Newer compilers will (by default) tag such functions with an ABI indicator including the string "cxx11". Older compilers lack support for the tag, so will not generate or expect it.
Using the example of a Protobuf function, a newer compiler would generate a reference to:
_ZNK6google8protobuf7Message11GetTypeNameB5cxx11Ev
While an older compiler would instead expect the same function to be named:
_ZNK6google8protobuf7Message11GetTypeNameEv
Objects and libraries built with an older GCC toolchain may be incompatible with those built with
a newer GCC toolchain. The typical symptom would be a link or load failure with a complaint of
unresolved or undefined symbols, even though the library that should contain the symbols is present
and visible. Inspection (for example, with objdump -T ...
or similar) shows a
near-match of symbols, but with the cxx11
ABI tagging difference as previously
shown.
More information can be found at https://gcc.gnu.org/onlinedocs/libstdc++/manual/using_dual_abi.html
WML CE is built with a recent Anaconda toolchain (version 7.x), with C++11 support, and generally with the compiler defaults (ABI tagging enabled).

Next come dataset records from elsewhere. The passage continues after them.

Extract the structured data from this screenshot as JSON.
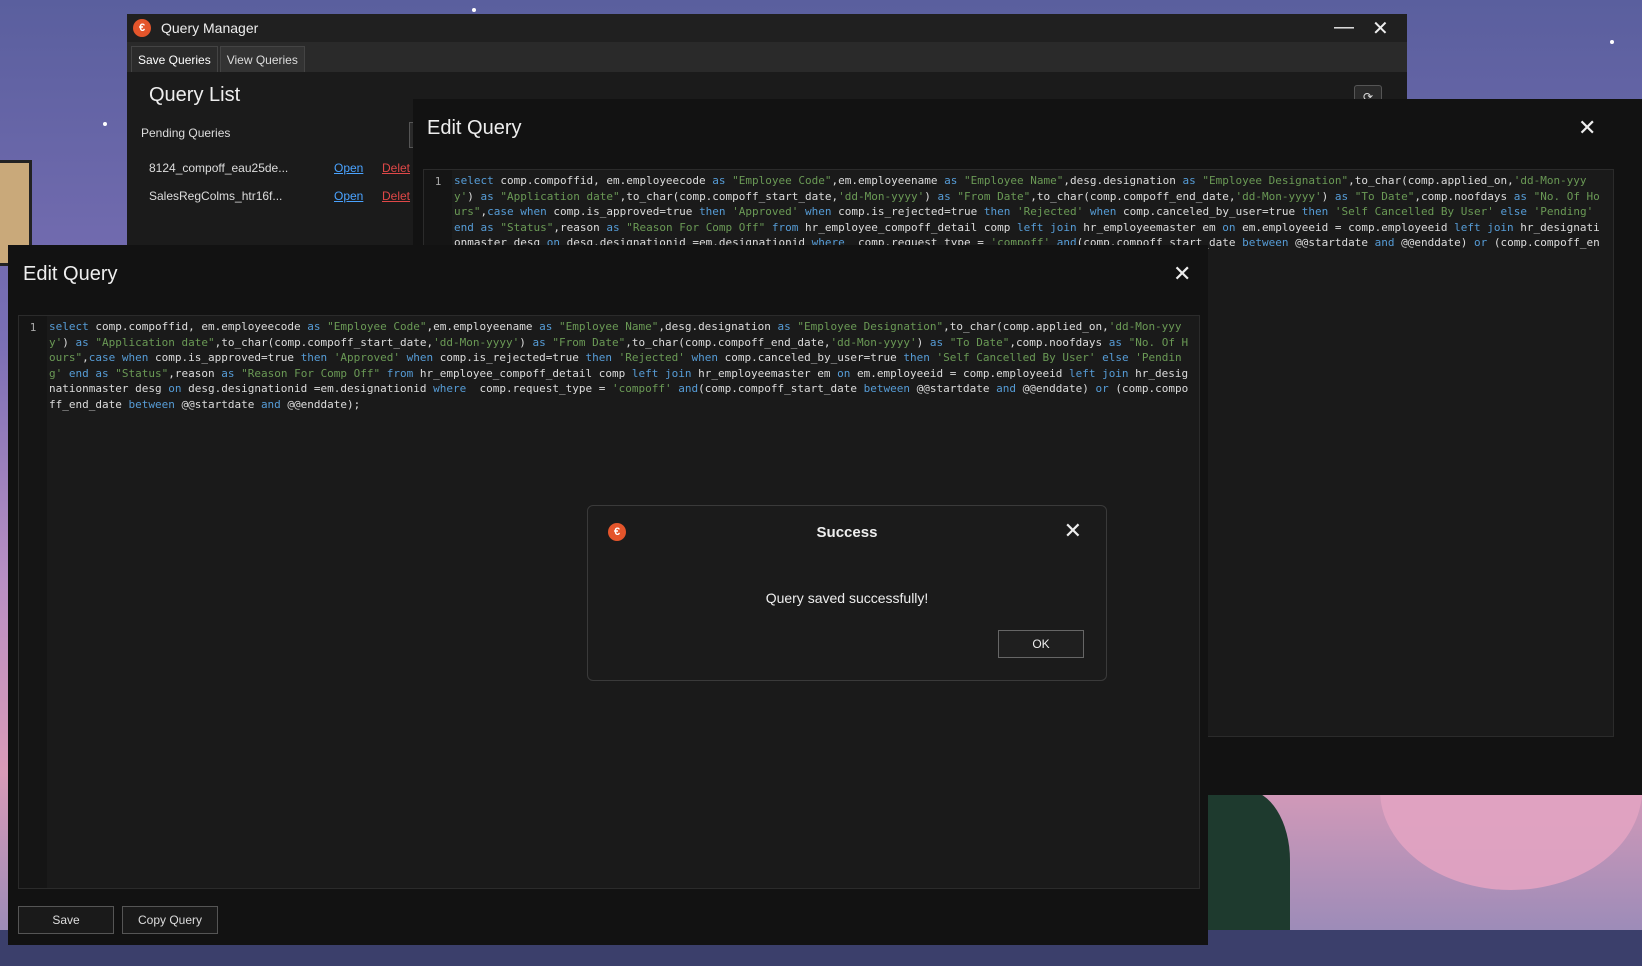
{
  "colors": {
    "accent": "#e4552b",
    "keyword": "#569cd6",
    "string": "#6a9955",
    "link": "#4aa3ff",
    "danger": "#e04848"
  },
  "main_window": {
    "title": "Query Manager",
    "minimize_icon": "minimize-icon",
    "close_glyph": "✕",
    "minimize_glyph": "—",
    "tabs": [
      {
        "label": "Save Queries"
      },
      {
        "label": "View Queries"
      }
    ],
    "heading": "Query List",
    "pending_label": "Pending Queries",
    "queries": [
      {
        "name": "8124_compoff_eau25de...",
        "open": "Open",
        "delete": "Delet"
      },
      {
        "name": "SalesRegColms_htr16f...",
        "open": "Open",
        "delete": "Delet"
      }
    ]
  },
  "edit_back": {
    "title": "Edit Query",
    "close_glyph": "✕",
    "line_no": "1"
  },
  "edit_front": {
    "title": "Edit Query",
    "close_glyph": "✕",
    "line_no": "1",
    "save_label": "Save",
    "copy_label": "Copy Query"
  },
  "code_tokens": [
    [
      "kw",
      "select"
    ],
    [
      "t",
      " comp.compoffid, em.employeecode "
    ],
    [
      "kw",
      "as"
    ],
    [
      "t",
      " "
    ],
    [
      "str",
      "\"Employee Code\""
    ],
    [
      "t",
      ",em.employeename "
    ],
    [
      "kw",
      "as"
    ],
    [
      "t",
      " "
    ],
    [
      "str",
      "\"Employee Name\""
    ],
    [
      "t",
      ",desg.designation "
    ],
    [
      "kw",
      "as"
    ],
    [
      "t",
      " "
    ],
    [
      "str",
      "\"Employee Designation\""
    ],
    [
      "t",
      ",to_char(comp.applied_on,"
    ],
    [
      "str",
      "'dd-Mon-yyyy'"
    ],
    [
      "t",
      ") "
    ],
    [
      "kw",
      "as"
    ],
    [
      "t",
      " "
    ],
    [
      "str",
      "\"Application date\""
    ],
    [
      "t",
      ",to_char(comp.compoff_start_date,"
    ],
    [
      "str",
      "'dd-Mon-yyyy'"
    ],
    [
      "t",
      ") "
    ],
    [
      "kw",
      "as"
    ],
    [
      "t",
      " "
    ],
    [
      "str",
      "\"From Date\""
    ],
    [
      "t",
      ",to_char(comp.compoff_end_date,"
    ],
    [
      "str",
      "'dd-Mon-yyyy'"
    ],
    [
      "t",
      ") "
    ],
    [
      "kw",
      "as"
    ],
    [
      "t",
      " "
    ],
    [
      "str",
      "\"To Date\""
    ],
    [
      "t",
      ",comp.noofdays "
    ],
    [
      "kw",
      "as"
    ],
    [
      "t",
      " "
    ],
    [
      "str",
      "\"No. Of Hours\""
    ],
    [
      "t",
      ","
    ],
    [
      "kw",
      "case when"
    ],
    [
      "t",
      " comp.is_approved=true "
    ],
    [
      "kw",
      "then"
    ],
    [
      "t",
      " "
    ],
    [
      "str",
      "'Approved'"
    ],
    [
      "t",
      " "
    ],
    [
      "kw",
      "when"
    ],
    [
      "t",
      " comp.is_rejected=true "
    ],
    [
      "kw",
      "then"
    ],
    [
      "t",
      " "
    ],
    [
      "str",
      "'Rejected'"
    ],
    [
      "t",
      " "
    ],
    [
      "kw",
      "when"
    ],
    [
      "t",
      " comp.canceled_by_user=true "
    ],
    [
      "kw",
      "then"
    ],
    [
      "t",
      " "
    ],
    [
      "str",
      "'Self Cancelled By User'"
    ],
    [
      "t",
      " "
    ],
    [
      "kw",
      "else"
    ],
    [
      "t",
      " "
    ],
    [
      "str",
      "'Pending'"
    ],
    [
      "t",
      " "
    ],
    [
      "kw",
      "end"
    ],
    [
      "t",
      " "
    ],
    [
      "kw",
      "as"
    ],
    [
      "t",
      " "
    ],
    [
      "str",
      "\"Status\""
    ],
    [
      "t",
      ",reason "
    ],
    [
      "kw",
      "as"
    ],
    [
      "t",
      " "
    ],
    [
      "str",
      "\"Reason For Comp Off\""
    ],
    [
      "t",
      " "
    ],
    [
      "kw",
      "from"
    ],
    [
      "t",
      " hr_employee_compoff_detail comp "
    ],
    [
      "kw",
      "left join"
    ],
    [
      "t",
      " hr_employeemaster em "
    ],
    [
      "kw",
      "on"
    ],
    [
      "t",
      " em.employeeid = comp.employeeid "
    ],
    [
      "kw",
      "left join"
    ],
    [
      "t",
      " hr_designationmaster desg "
    ],
    [
      "kw",
      "on"
    ],
    [
      "t",
      " desg.designationid =em.designationid "
    ],
    [
      "kw",
      "where"
    ],
    [
      "t",
      "  comp.request_type = "
    ],
    [
      "str",
      "'compoff'"
    ],
    [
      "t",
      " "
    ],
    [
      "kw",
      "and"
    ],
    [
      "t",
      "(comp.compoff_start_date "
    ],
    [
      "kw",
      "between"
    ],
    [
      "t",
      " @@startdate "
    ],
    [
      "kw",
      "and"
    ],
    [
      "t",
      " @@enddate) "
    ],
    [
      "kw",
      "or"
    ],
    [
      "t",
      " (comp.compoff_end_date "
    ],
    [
      "kw",
      "between"
    ],
    [
      "t",
      " @@startdate "
    ],
    [
      "kw",
      "and"
    ],
    [
      "t",
      " @@enddate);"
    ]
  ],
  "dialog": {
    "title": "Success",
    "message": "Query saved successfully!",
    "ok_label": "OK",
    "close_glyph": "✕",
    "icon_glyph": "€"
  }
}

You must use a recent g++ compiler when building any C++ code to interface to WML CE libraries. The default distribution compiler on RHEL 7.6 (g++ 4.8.5) will be incompatible.
We recommend the Anaconda v7 toolchain (conda install gxx_linux-ppc64le=7
or
conda install gxx_linux-64=7
) since that is what is used to build WML CE. However, Red Hat Developer Toolset or the Ubuntu
18.04 default toolchain may also work.